Medianusantara.site, SEMARANG — Pemerintah Provinsi (Pemprov) Jawa Tengah (Jateng), mengusulkan dua nama baru kepada pemerintah pusat untuk bisa ditetapkan sebagai pahlawan nasional. Dua tokoh tersebut, yakni KH Sholeh Darat dan Margono Djojohadikusumo. Nama yang disebut terakhir merupakan kakek dari pihak ayah Presiden Prabowo Subianto.
Kepala Dinas Sosial (Dinsos) Jateng, Imam Maskur, mengatakan usulan nama pahlawan dilakukan rutin tiap tahun saat Hari Pahlawan yang jatuh pada 10 November. Pada tahun 2026 ini, ada dua nama baru yang diusulkan yakni KH Sholeh Darat asal Kota Semarang, dan Margono Djojohadikusumo asal Kabupaten Banyumas.
“Pertama KH Sholeh Darat. Kemudian Margono Djojohadikusumo, mbahnya Pak Prabowo. Itu yang diusulkan tahun ini,” kata Imam kepada Espos, Minggu (16/8/2026).
Kendati demikian untuk Margono Djojohadikusumo yang diusulkan kelompok masyarakat setempat, lanjut Imam, masih ada kendala dalam pengusulannya. Sebab, keluarga disebut belum berkenan. “Tetapi yang keluarga Presiden, belum mau diajukan [pahlawan nasional],” sambungnya.
Sedangkan KH Sholeh Darat, diusulkan oleh komunitas masyarakat Kota Semarang. Usulan ini juga mendapat dukungan dari Pemerintah Kota (Pemkot) Semarang. “Meski usulan masyarakat, rekomendasi tetap harus dari bupati. Secara administratif juga sudah memenuhi dan dua nama itu kami kirim ke pusat. Tinggal nanti keputusan akhir ada di pusat,” ucapnya.
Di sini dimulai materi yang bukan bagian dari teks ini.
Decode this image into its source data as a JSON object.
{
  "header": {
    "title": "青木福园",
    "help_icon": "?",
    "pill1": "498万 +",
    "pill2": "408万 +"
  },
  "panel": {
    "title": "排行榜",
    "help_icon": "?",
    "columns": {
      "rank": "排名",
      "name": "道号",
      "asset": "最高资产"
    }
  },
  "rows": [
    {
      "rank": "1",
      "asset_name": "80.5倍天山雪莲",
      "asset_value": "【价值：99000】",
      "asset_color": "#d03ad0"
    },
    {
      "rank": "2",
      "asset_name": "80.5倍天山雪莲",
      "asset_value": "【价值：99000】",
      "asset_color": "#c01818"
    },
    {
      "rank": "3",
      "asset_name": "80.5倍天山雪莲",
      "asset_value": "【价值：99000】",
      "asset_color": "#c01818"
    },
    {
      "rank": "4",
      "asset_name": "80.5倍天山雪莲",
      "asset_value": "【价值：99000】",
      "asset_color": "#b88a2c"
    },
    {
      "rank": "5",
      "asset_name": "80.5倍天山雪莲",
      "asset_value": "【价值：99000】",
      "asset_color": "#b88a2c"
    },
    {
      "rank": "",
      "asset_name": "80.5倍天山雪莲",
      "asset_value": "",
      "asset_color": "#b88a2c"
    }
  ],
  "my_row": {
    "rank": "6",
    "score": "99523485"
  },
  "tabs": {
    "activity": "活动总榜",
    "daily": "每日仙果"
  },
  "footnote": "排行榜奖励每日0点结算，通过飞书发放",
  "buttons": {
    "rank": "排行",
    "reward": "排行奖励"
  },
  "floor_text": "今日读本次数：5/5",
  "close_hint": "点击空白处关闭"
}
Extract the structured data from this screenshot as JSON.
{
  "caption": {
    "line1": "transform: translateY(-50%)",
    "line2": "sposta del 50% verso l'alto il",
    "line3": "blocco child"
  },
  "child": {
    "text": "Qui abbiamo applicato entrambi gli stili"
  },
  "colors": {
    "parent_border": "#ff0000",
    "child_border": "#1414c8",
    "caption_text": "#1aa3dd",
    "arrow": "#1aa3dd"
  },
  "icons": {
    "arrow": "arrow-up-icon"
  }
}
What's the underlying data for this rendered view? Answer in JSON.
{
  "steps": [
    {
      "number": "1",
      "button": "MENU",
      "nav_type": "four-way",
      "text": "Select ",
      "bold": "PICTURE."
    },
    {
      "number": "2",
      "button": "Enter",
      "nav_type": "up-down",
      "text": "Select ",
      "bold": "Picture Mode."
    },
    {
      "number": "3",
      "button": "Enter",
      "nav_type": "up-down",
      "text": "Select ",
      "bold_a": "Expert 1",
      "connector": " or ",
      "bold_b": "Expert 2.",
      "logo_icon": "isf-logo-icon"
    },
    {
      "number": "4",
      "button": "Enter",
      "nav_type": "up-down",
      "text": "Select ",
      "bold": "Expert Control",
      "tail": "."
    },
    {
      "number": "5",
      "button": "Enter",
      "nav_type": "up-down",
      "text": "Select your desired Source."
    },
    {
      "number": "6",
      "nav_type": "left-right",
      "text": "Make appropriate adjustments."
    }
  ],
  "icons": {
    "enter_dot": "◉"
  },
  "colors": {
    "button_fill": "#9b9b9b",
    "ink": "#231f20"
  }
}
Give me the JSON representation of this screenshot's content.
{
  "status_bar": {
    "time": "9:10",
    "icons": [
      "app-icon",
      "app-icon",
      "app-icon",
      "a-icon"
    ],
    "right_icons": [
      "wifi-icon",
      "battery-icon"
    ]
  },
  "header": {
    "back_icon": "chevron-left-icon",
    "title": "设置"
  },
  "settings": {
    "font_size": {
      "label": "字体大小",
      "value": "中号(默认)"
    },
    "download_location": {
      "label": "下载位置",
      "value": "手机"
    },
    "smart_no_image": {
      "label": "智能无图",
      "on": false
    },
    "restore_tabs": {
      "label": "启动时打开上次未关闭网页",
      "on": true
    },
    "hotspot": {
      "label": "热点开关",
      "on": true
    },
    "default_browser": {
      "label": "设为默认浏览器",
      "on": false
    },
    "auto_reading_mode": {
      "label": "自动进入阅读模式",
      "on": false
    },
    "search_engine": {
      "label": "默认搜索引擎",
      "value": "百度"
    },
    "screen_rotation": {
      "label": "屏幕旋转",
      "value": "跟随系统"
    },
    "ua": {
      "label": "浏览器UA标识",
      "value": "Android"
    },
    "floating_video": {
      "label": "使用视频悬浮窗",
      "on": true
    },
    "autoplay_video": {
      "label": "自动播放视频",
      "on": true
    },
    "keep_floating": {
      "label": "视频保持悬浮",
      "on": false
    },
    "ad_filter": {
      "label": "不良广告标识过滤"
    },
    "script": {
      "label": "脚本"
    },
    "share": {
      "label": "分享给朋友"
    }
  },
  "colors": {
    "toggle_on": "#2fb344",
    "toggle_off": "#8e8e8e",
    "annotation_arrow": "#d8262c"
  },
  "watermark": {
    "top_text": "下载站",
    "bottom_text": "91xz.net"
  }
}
Sebelum diteruskan ke pusat, terang Imam, dua nama tersebut lebih dulu dibahas di tingkat provinsi lewat tim yang dibentuk oleh Gubernur Jateng Ahmad Luthfi. Setelah dikaji dan memenuhi syarat, baru diteruskan ke pemerintah pusat. “Pengkajian dari daerah, kemudian ke provinsi. Seandainya memenuhi syarat, baru diusulkan ke pusat,” terangnya.
Sebagai informasi, pahlawan nasional adalah gelar penghargaan tertinggi dari negara Indonesia bagi tokoh yang berjasa besar merebut, mempertahankan, dan mengisi kemerdekaan. Total ada ratusan tokoh dari seluruh nusantara yang mendapat gelar ini, termasuk Soekarno, Mohammad Hatta, Cut Nyak Dien, Pangeran Diponegoro, dan Jenderal Sudirman.